Disjunction max query 查询
Disjunction 查询也被理解为分离最大化查询,指的是: 将任何与任一查询匹配的文档作为结果返回,但只将最佳匹配的评分作为查询的评分结果返回,例如查询商品名称和品牌名称中包含“苹果”的信息,当品牌的评分高于商品名称时,则返回品牌的评分做为总评分(忽略tie_breaker缓冲)
GET /my_goods_20210423/_search
{
"query": {
"dis_max": {
"tie_breaker": 0.7,
"boost": 1.2,
"queries": [
{
"term": {
"goodsName": {
"value": "苹果"
}
}
},
{
"term": {
"brandName": {
"value": "苹果"
}
}
}
]
}
}
}
返回结果(忽略无关字段):
"max_score" : 3.0150018,
"hits" : [
{
"_index" : "my_goods_20210423",
"_type" : "_doc",
"_id" : "1",
"_score" : 3.0150018,
"_source" : {
"goodsName" : "苹果 51英寸 4K超高清",
"brandName" : "苹果"
}
},
{
"_index" : "my_goods_20210423",
"_type" : "_doc",
"_id" : "5",
"_score" : 1.3465583,
"_source" : {
"goodsName" : "苹果UA55R苹果U7苹果520JXXZ 55英寸 5K超高清",
"brandName" : "三星苹果"
}
},
{
"_index" : "my_goods_20210423",
"_type" : "_doc",
"_id" : "4",
"_score" : 1.2337791,
"_source" : {
"goodsName" : "山东苹果UA55RU7520JXXZ 苹果54英寸 5K超高清",
"brandName" : "山东苹果"
}
},
分析:
- id=1的记录,由于品牌只包含“苹果”2字,ES认为这种匹配度更高,所以此条记录评分排在第一位
- id=5的记录,由于品牌中和ID=4的记录都包含苹果且字数一样,此时就要看goodsName包含苹果的词频数量了,ID=5的品牌中,“苹果”出现了3次,而ID=4的值出现了2次,所以评分没有ID=5的高,符合我们的预期结果。

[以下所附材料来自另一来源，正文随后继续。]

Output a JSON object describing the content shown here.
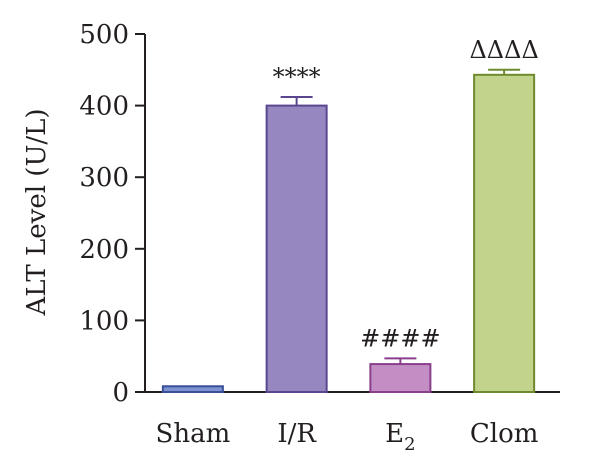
{
  "chart_data": {
    "type": "bar",
    "title": "",
    "xlabel": "",
    "ylabel": "ALT Level (U/L)",
    "ylim": [
      0,
      500
    ],
    "yticks": [
      0,
      100,
      200,
      300,
      400,
      500
    ],
    "categories": [
      {
        "name": "Sham",
        "label_main": "Sham",
        "label_sub": ""
      },
      {
        "name": "I/R",
        "label_main": "I/R",
        "label_sub": ""
      },
      {
        "name": "E2",
        "label_main": "E",
        "label_sub": "2"
      },
      {
        "name": "Clom",
        "label_main": "Clom",
        "label_sub": ""
      }
    ],
    "values": [
      8,
      400,
      39,
      443
    ],
    "errors": [
      0,
      12,
      8,
      7
    ],
    "annotations": [
      "",
      "****",
      "####",
      "ΔΔΔΔ"
    ],
    "fill_colors": [
      "#7b93d1",
      "#9687c1",
      "#c28ec4",
      "#c2d48c"
    ],
    "stroke_colors": [
      "#3a4f98",
      "#5a468f",
      "#8a3f8d",
      "#6e8a2f"
    ],
    "grid": false,
    "legend": "none"
  }
}
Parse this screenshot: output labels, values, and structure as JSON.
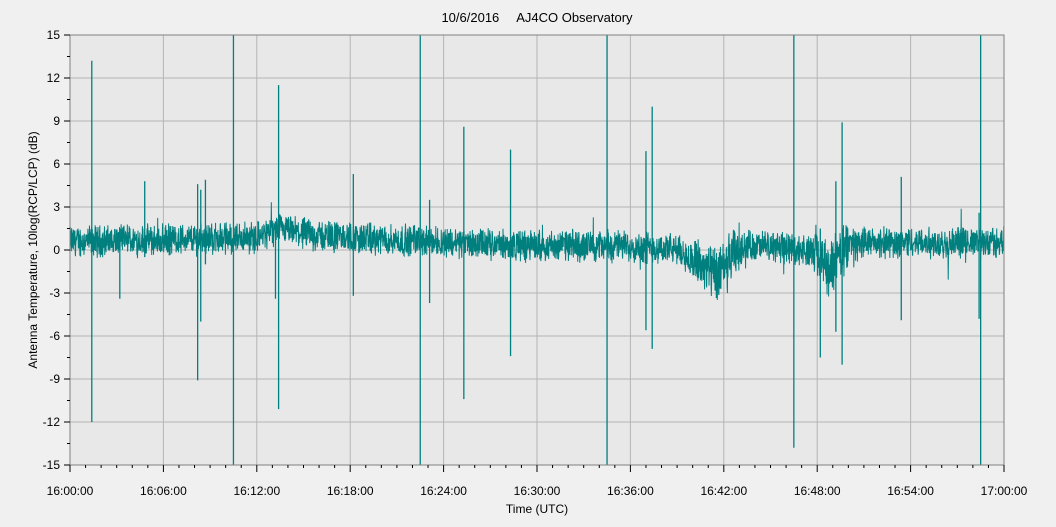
{
  "chart_data": {
    "type": "line",
    "title_date": "10/6/2016",
    "title_site": "AJ4CO Observatory",
    "xlabel": "Time (UTC)",
    "ylabel": "Antenna Temperature, 10log(RCP/LCP) (dB)",
    "x_ticks": [
      "16:00:00",
      "16:06:00",
      "16:12:00",
      "16:18:00",
      "16:24:00",
      "16:30:00",
      "16:36:00",
      "16:42:00",
      "16:48:00",
      "16:54:00",
      "17:00:00"
    ],
    "y_ticks": [
      15,
      12,
      9,
      6,
      3,
      0,
      -3,
      -6,
      -9,
      -12,
      -15
    ],
    "xlim_minutes": [
      0,
      60
    ],
    "ylim": [
      -15,
      15
    ],
    "grid": true,
    "line_color": "#007f7f",
    "plot_background": "#e8e8e8",
    "series": [
      {
        "baseline": [
          {
            "t": 0,
            "v": 0.6
          },
          {
            "t": 6,
            "v": 0.7
          },
          {
            "t": 12,
            "v": 0.9
          },
          {
            "t": 13.5,
            "v": 1.4
          },
          {
            "t": 16,
            "v": 1.0
          },
          {
            "t": 20,
            "v": 0.7
          },
          {
            "t": 24,
            "v": 0.6
          },
          {
            "t": 28,
            "v": 0.3
          },
          {
            "t": 32,
            "v": 0.3
          },
          {
            "t": 36,
            "v": 0.3
          },
          {
            "t": 39,
            "v": 0.0
          },
          {
            "t": 40.5,
            "v": -1.0
          },
          {
            "t": 41.7,
            "v": -2.0
          },
          {
            "t": 42.5,
            "v": -0.5
          },
          {
            "t": 43.5,
            "v": 0.3
          },
          {
            "t": 46,
            "v": 0.2
          },
          {
            "t": 48,
            "v": -0.2
          },
          {
            "t": 48.8,
            "v": -1.5
          },
          {
            "t": 49.4,
            "v": -0.5
          },
          {
            "t": 50,
            "v": 0.5
          },
          {
            "t": 60,
            "v": 0.5
          }
        ],
        "noise_amplitude": 0.9,
        "spikes": [
          {
            "t": 1.4,
            "high": 13.2,
            "low": -12.0
          },
          {
            "t": 3.2,
            "high": 1.5,
            "low": -3.4
          },
          {
            "t": 4.8,
            "high": 4.8,
            "low": -0.5
          },
          {
            "t": 8.2,
            "high": 4.6,
            "low": -9.1
          },
          {
            "t": 8.4,
            "high": 4.2,
            "low": -5.0
          },
          {
            "t": 8.7,
            "high": 4.9,
            "low": -1.0
          },
          {
            "t": 10.5,
            "high": 15,
            "low": -15
          },
          {
            "t": 13.2,
            "high": 2.0,
            "low": -3.4
          },
          {
            "t": 13.4,
            "high": 11.5,
            "low": -11.1
          },
          {
            "t": 18.2,
            "high": 5.3,
            "low": -3.2
          },
          {
            "t": 22.5,
            "high": 15,
            "low": -15
          },
          {
            "t": 23.1,
            "high": 3.5,
            "low": -3.7
          },
          {
            "t": 25.3,
            "high": 8.6,
            "low": -10.4
          },
          {
            "t": 28.3,
            "high": 7.0,
            "low": -7.4
          },
          {
            "t": 34.5,
            "high": 15,
            "low": -15
          },
          {
            "t": 37.0,
            "high": 6.9,
            "low": -5.6
          },
          {
            "t": 37.4,
            "high": 10.0,
            "low": -6.9
          },
          {
            "t": 46.5,
            "high": 15,
            "low": -13.8
          },
          {
            "t": 48.2,
            "high": 1.5,
            "low": -7.5
          },
          {
            "t": 49.2,
            "high": 4.8,
            "low": -5.7
          },
          {
            "t": 49.6,
            "high": 8.9,
            "low": -8.0
          },
          {
            "t": 53.4,
            "high": 5.1,
            "low": -4.9
          },
          {
            "t": 58.5,
            "high": 15,
            "low": -15
          },
          {
            "t": 58.4,
            "high": 2.6,
            "low": -4.8
          }
        ]
      }
    ]
  }
}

- tie_breaker字段做什么用呢?它是起到了缓冲的作用(取值范围:0到1之间),Disjunction查询会将匹配度最高的字段得分做为整个文档的得分返回,这种情况其他字段就不起作用了,难免有点走极端,此时就需要tie_breaker来做缓存,提升其他字段的影响力,最终的结果:brandName评分+goodsName评分*tie_breaker。作为总评分返回
Function score query 查询
Function score 允许你控制查询评分,是用来控制评分过程的终极武器。最高效的用法是用过滤器对结果的子集应用不同的函数,同时运用了filter的缓存并且达到了控制评分的过程。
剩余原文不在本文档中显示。